EPCOR calculated an RCN amount of $1.757 million based on asset information, operations and maintenance practices, and inspections and surveys of the facilities. To calculate the cost of replacing the transferred facilities, EPCOR used its bottom-up budgeting approach and estimated the material, labour, equipment, subcontractor and engineering costs premised on its current design, engineering and construction standards. EPCOR used an engineering rate of 8.8 percent and a contingency rate of zero percent to estimate the cost of replacing the transferred facilities. EPCOR noted that the engineering rate is based on historic actual engineering costs for similar types of work activities and supported the contingency rate by confirming that contingency is built into its costs estimates. The AUC found this approach and the engineering and contingency rates to be reasonable.

EPCOR applied its AUC-approved Direct Life Method (“DLM”) to determine the depreciation rates, and accumulated depreciation amounts to calculate the D component of the RCN-D formula in the amount of $0.973 million, which was approved by the AUC.

The AUC found no reasonable basis to apply any adjustments to EPCOR’s proposed RCN-D amount of $783,940.

Compensation for Facilities Alterations Outside of the Annexed Area

Battle River requested that the AUC approve an additional payment from EPCOR of $69,389.25 to compensate it for the construction of distribution system facilities that were required to maintain electric services to Battle River members located outside of the annexed area.

EPCOR accepted the costs claimed by Battle River, except for $2,210.51 that Battle River had incurred in relation to a Battle River member that no longer required electric service. Battle River explained that the service in question required a distribution system alteration to ensure electric services were maintained after the transfer of assets. Because the service was idle, Battle River decided to salvage the facilities rather than making alterations because this was the most cost-effective solution. The AUC found that the timing of the discovery of the idle service should have no bearing on the decision to salvage the service.

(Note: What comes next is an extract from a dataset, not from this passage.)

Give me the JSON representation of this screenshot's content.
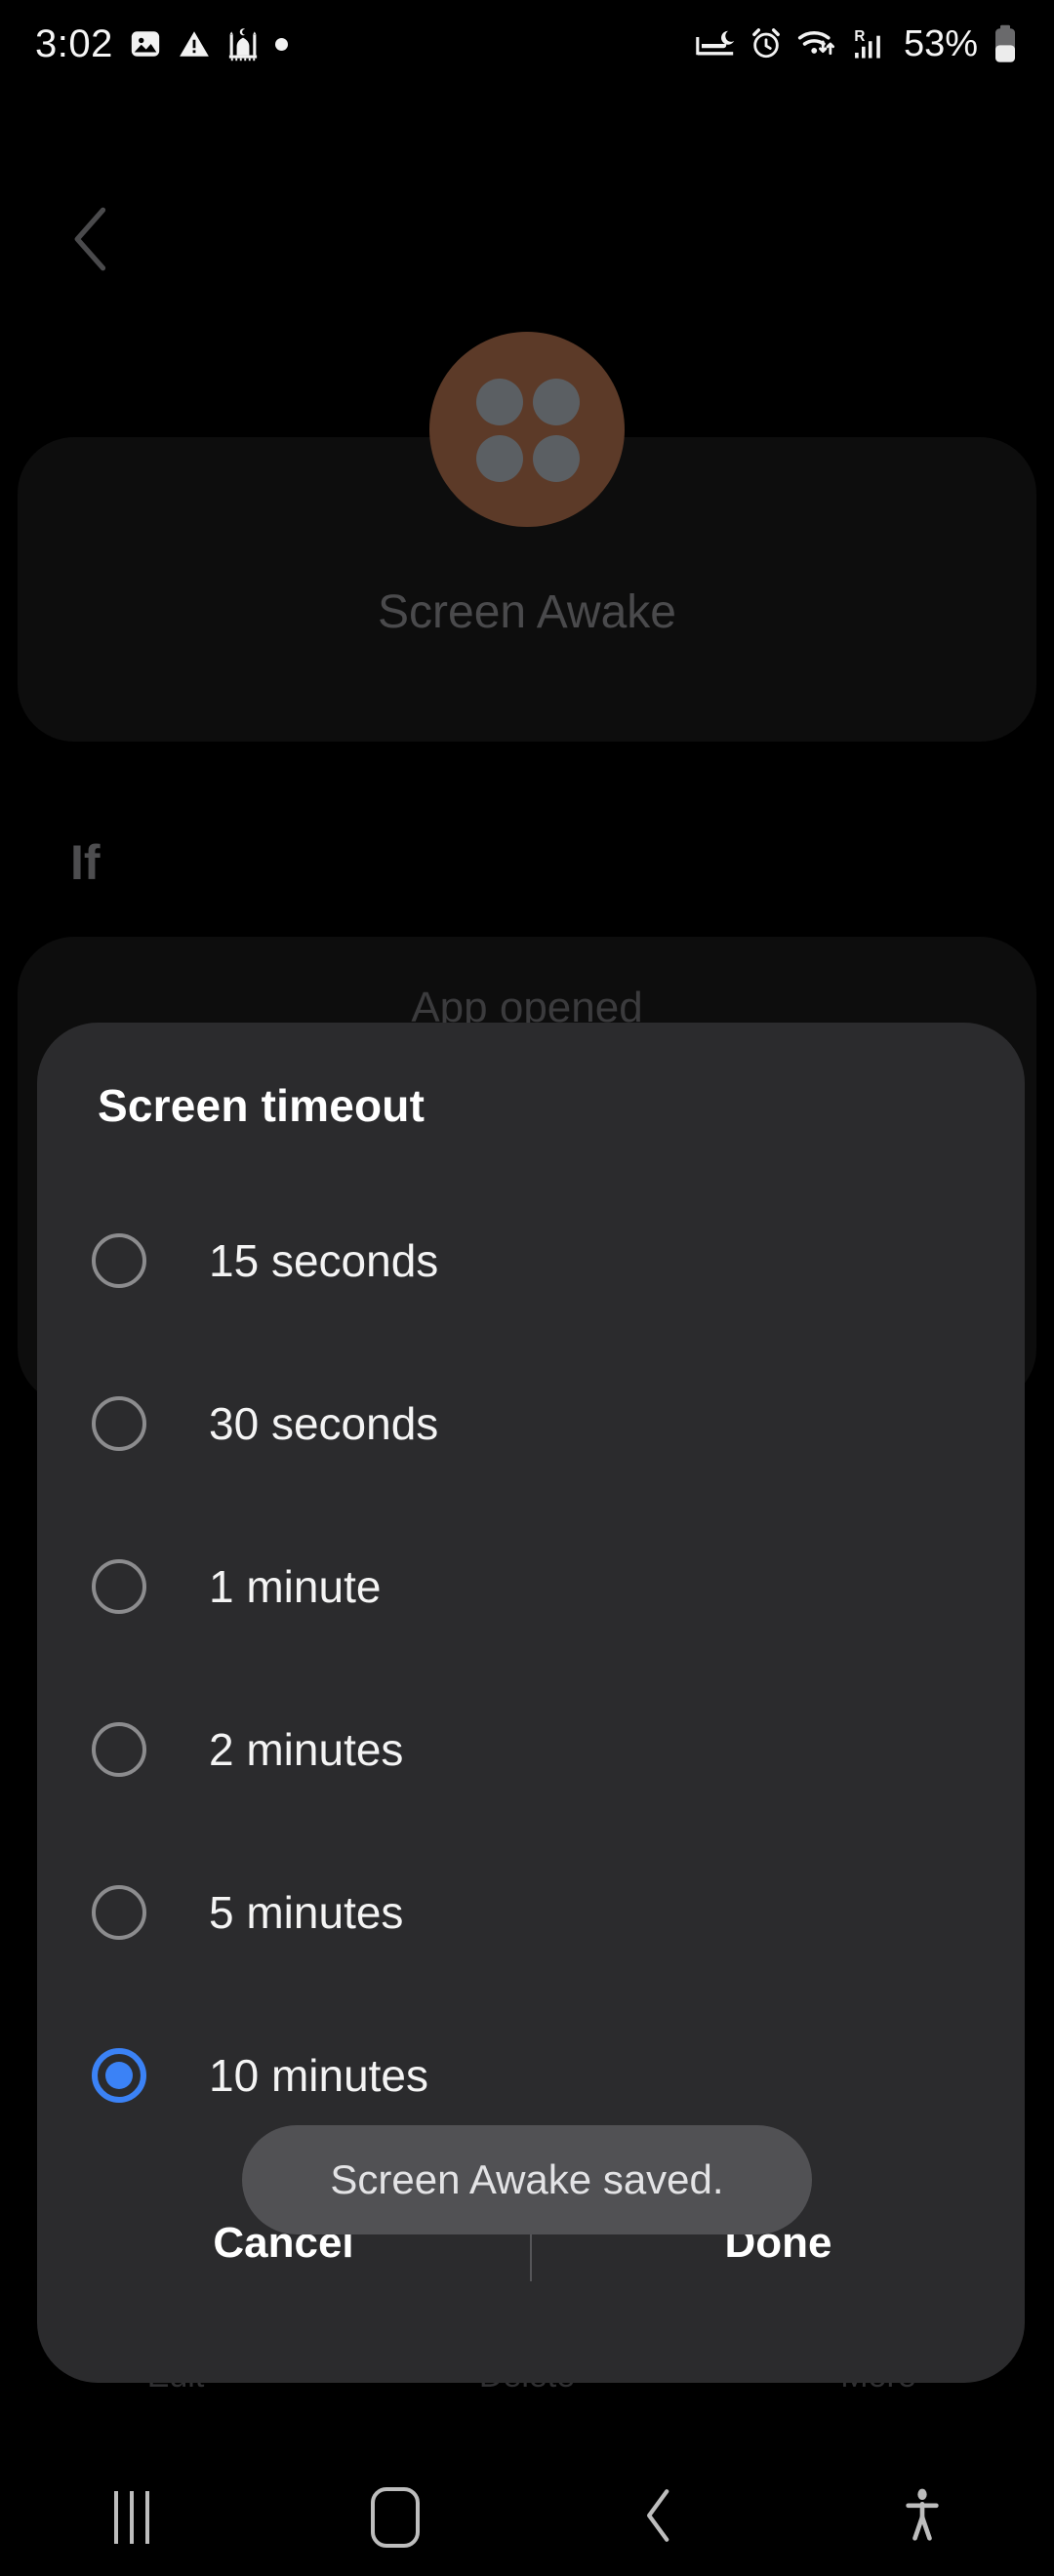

Accordingly, the AUC approved an additional payment from EPCOR to Battle River of $67,179.


The AUC ordered EPCOR to pay $783,940 in compensation in respect of the transfer of the electric distribution system assets ordered in Decision 25300-D01-2020 to Battle River. EPCOR was ordered to pay a compensation amount of $67,179 in respect of the electric distribution system facilities constructed by Battle River that were required to maintain electric services to Battle River members located outside of the annexed area that were affected by the annexation and transfer of assets ordered in Decision 25300-D01-2020.